CFMEU Mining and Energy Victorian president Trevor Williams said the existing workers “don’t deserve to be thrown on the scrap heap”.
“Power stations are the heart of the Latrobe economy. The community is still suffering from the sudden closure of Hazelwood (a neighbouring coal-powered plant) in 2017 with just four months’ notice,” he said.
Australian Manufacturing Workers Union national secretary Steve Murphy was also concerned about the apparent lack of a transition plan. “Here is another example of decisions made in the boardroom in the interests of private profit, with little regard to the impact on workers who have powered our states for decades,” he said.
While Mr Schoer was keen to talk about the broader impact of the earlier closure on his region and his co-workers, EnergyAustralia’s announcement comes at a tricky time for him personally. He will be 59 if the plant’s closure goes to plan, the year his now five-year-old son reaches high school.
Mr Schoer accepted the company’s closure announcement offered him a clear time frame in which to develop new skills, but one thing wasn’t up for negotiation. “Whatever happens I want to stay in the valley. I’ve lived here all my life.”

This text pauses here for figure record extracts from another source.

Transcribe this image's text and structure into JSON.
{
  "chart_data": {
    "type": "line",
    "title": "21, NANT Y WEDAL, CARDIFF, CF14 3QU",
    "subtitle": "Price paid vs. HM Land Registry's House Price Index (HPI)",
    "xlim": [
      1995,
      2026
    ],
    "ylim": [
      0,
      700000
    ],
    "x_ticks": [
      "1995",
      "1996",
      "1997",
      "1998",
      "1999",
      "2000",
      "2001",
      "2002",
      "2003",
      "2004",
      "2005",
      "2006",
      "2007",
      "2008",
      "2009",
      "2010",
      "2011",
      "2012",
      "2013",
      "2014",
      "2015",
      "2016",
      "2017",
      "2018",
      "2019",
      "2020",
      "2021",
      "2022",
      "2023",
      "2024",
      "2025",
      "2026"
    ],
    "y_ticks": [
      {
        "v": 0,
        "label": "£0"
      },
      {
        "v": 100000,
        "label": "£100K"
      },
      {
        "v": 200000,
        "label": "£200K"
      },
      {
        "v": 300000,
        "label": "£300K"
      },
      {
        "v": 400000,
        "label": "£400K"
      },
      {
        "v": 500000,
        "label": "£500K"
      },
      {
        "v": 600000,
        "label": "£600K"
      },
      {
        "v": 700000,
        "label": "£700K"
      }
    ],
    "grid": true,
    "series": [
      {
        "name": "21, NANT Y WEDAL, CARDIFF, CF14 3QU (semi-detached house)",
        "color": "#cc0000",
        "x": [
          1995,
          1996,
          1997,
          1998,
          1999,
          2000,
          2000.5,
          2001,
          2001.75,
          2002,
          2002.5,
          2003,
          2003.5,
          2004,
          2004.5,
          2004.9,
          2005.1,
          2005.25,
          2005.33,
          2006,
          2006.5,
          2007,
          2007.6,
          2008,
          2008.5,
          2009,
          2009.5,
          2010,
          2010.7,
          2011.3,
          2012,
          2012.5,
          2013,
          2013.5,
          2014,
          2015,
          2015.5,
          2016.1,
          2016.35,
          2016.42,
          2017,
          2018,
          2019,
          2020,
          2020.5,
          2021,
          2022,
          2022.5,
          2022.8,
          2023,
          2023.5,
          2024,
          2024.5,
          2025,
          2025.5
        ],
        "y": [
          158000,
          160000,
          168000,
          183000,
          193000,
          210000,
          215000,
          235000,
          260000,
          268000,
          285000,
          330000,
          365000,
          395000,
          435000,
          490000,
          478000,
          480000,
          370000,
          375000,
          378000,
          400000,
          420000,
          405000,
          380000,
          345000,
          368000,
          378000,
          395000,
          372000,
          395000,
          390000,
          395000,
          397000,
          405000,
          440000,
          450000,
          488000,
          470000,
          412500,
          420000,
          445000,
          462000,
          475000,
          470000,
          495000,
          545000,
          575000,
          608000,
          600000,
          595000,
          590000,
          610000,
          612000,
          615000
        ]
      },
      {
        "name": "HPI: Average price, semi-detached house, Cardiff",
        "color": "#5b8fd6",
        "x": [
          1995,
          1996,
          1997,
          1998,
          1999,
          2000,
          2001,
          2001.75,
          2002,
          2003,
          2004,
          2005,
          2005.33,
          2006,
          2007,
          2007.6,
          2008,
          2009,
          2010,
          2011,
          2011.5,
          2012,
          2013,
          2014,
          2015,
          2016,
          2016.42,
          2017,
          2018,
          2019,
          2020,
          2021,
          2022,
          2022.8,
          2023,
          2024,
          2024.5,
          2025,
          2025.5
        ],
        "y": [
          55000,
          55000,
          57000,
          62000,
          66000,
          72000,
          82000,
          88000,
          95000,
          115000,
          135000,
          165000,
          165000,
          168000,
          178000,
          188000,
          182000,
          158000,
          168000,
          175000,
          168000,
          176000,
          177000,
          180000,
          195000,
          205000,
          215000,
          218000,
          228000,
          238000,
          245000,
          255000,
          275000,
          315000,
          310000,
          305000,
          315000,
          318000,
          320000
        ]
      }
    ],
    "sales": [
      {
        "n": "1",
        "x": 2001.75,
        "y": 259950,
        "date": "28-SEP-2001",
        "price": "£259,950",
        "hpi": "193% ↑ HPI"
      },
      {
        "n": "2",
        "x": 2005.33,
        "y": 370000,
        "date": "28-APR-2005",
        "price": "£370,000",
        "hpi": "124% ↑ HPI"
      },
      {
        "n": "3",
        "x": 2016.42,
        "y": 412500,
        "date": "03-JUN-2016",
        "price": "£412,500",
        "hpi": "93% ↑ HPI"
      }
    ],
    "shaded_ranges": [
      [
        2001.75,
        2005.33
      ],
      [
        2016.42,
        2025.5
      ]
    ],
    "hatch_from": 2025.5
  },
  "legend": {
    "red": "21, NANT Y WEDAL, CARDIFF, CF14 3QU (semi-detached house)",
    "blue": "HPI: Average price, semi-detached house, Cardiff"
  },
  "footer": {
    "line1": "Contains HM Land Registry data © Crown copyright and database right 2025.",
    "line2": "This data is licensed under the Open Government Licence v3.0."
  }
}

The trickle-down impact of the potential loss of those high-paying jobs has Latrobe Valley businesses worried.
“When Hazelwood closed we did see a lot of people move out of the area or work out of the area,” Tannelle Schessl from T&T Quality Cut Butchers in Moe said. “It does affect a lot of businesses beyond the plant itself.
“There’s not a lot of places where you can earn the incomes that they were earning, so if they disappear that money disappears from the community.”